Magazyn Time donosi, że „od Departamentu Stanu, przez Biały Dom, aż po najwyższe stanowiska dowództwa wojskowego, rośnie poczucie, że ostatecznej rozgrywki z Iranem… może nie da się uniknąć”.
Ten sam rodzaj medialnego szumu – zakładający szczere pragnienie Busha uniknięcia wojny – był powszechny w miesiącach poprzedzających inwazję na Irak.
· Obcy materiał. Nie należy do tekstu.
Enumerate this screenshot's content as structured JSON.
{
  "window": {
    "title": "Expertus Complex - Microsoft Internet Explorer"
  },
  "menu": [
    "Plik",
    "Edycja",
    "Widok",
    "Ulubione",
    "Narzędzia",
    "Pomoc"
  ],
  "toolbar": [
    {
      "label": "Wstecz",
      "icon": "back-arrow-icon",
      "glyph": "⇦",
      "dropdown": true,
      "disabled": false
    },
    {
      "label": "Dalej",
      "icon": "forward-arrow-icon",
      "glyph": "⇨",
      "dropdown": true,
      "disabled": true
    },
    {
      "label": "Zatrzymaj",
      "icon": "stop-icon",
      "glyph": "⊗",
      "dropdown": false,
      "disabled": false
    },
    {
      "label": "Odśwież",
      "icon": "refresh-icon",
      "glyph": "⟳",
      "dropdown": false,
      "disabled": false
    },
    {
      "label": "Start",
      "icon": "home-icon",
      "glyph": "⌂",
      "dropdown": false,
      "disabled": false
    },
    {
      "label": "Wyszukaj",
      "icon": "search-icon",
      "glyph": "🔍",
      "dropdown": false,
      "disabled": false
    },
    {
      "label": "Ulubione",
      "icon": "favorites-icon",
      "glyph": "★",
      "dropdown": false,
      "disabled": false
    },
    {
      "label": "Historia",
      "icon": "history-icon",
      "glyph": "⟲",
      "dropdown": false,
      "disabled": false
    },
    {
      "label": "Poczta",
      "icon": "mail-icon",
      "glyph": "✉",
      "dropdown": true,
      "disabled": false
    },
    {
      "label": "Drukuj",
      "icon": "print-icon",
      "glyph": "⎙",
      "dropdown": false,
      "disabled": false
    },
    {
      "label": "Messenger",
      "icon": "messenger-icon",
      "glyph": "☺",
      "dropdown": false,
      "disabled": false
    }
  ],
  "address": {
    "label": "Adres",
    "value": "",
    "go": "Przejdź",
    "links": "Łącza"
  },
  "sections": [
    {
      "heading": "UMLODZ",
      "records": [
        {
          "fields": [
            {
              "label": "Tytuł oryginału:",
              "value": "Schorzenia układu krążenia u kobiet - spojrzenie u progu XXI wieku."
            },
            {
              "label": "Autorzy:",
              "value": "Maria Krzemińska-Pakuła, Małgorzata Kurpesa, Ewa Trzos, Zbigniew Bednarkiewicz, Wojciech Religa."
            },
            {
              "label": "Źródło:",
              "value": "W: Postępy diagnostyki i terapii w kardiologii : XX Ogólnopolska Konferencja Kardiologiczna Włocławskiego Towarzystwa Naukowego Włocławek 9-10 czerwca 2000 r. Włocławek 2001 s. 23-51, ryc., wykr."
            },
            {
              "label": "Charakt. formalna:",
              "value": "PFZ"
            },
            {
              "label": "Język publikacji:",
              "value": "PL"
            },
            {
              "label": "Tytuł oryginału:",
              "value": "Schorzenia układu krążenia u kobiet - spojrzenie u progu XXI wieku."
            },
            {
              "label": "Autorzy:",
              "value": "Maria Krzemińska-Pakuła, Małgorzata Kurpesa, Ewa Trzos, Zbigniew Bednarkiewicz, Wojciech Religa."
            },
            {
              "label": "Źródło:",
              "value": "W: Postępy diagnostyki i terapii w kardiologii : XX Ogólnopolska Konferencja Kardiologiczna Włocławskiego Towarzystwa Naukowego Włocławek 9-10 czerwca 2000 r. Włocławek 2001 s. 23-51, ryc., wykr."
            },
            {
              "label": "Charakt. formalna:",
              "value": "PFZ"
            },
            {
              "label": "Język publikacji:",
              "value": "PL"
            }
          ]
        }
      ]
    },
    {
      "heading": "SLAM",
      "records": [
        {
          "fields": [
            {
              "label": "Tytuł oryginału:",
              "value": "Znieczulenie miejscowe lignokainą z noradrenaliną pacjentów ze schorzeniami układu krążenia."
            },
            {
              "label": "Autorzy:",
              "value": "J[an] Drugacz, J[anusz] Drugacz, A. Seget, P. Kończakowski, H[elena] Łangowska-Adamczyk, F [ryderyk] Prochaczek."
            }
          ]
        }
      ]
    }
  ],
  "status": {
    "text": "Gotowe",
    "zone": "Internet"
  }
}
Im częściej serwisy informacyjne opowiadają takie bajki, tym bardziej stają się one częścią machiny wojennej.
______________________________
Tego lata ukazało się miękkie wydanie najnowszej książki Normana Solomona, War Made Easy: How Presidents and Pundits Keep Spinning Us to Death. Aby uzyskać informacje, przejdź do: www.warmadeeasy.com
ZNetwork jest finansowany wyłącznie dzięki hojności swoich czytelników.